Les entreprises doivent avoir le souci de la promotion de l’ensemble de leurs salariés. Il leur revient en particulier de limiter les emplois pénibles et de mettre en place des évolutions de carrière assurant qu’un travailleur n’occupe de tels emplois que pendant un nombre limité d’années. La santé au travail, comme l’adaptation des salariés au changement technique, doivent devenir une préoccupation cruciale des entreprises. Les syndicats doivent imposer ces sujets dans les accords d’entreprise. Que les entreprises se préoccupent de maintenir et de développer les qualifications de leurs salariés, plutôt que de les exploiter au maximum, quitte à les envoyer au chômage quand ils deviennent moins efficaces, est un élément de la compétitivité globale de la nation.
Tous les actifs doivent être protégés par une véritable « sécurité professionnelle » qui assure que leurs droits sociaux soient maintenus quand ils changent d’entreprise ou quand ils connaissent une période de chômage.

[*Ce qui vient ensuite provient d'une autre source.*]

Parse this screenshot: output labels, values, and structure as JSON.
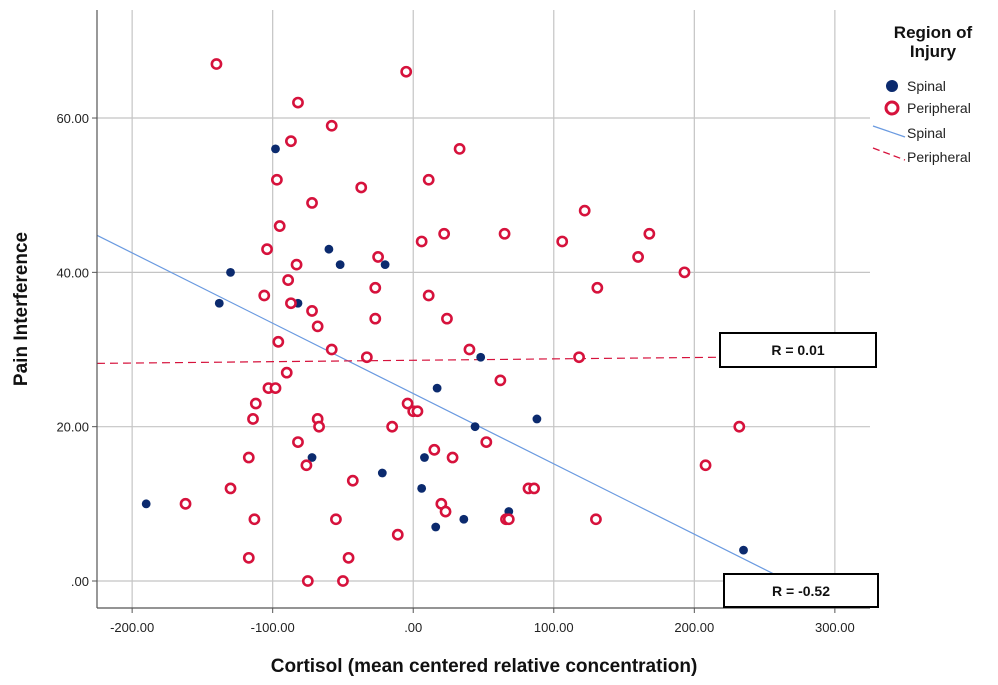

L’érosion du salariat par l’ubérisation ou par le statut d’auto-entrepreneur conçu comme report des risques sur le prestataire de services, en lieu et place des garanties apportées par les conventions collectives, doit être combattue. Il convient d’intégrer ces nouvelles formes de travail dans les protections du droit du travail, de socialiser la protection de ces travailleurs qui sont en réalité de faux indépendants. Quant aux formes flexibles et intermittentes d’activité, comme elles existent déjà notamment dans le monde de la culture et du spectacle, elles doivent être mieux organisées socialement. Il faut, à travers les parcours individuels, sécuriser l’accès aux prestations sociales (maladie, retraite, chômage…) et pour cela définir des formes appropriées de cotisation et de fiscalisation des personnes et des institutions concernées.
Au lieu du catalogue de mesures nostalgiques d’un temps où le travail n’était pas ou peu protégé, une telle ambition aurait pu et dû constituer une dimension importante d’un code réformé pour faire face aux besoins d’aujourd’hui. En choisissant de se concentrer sur des attaques du droit existant, au lieu d’affronter les défis qui se posent aujourd’hui, le projet de loi révèle ce qu’il est : un ensemble de mesures régressives et passéistes.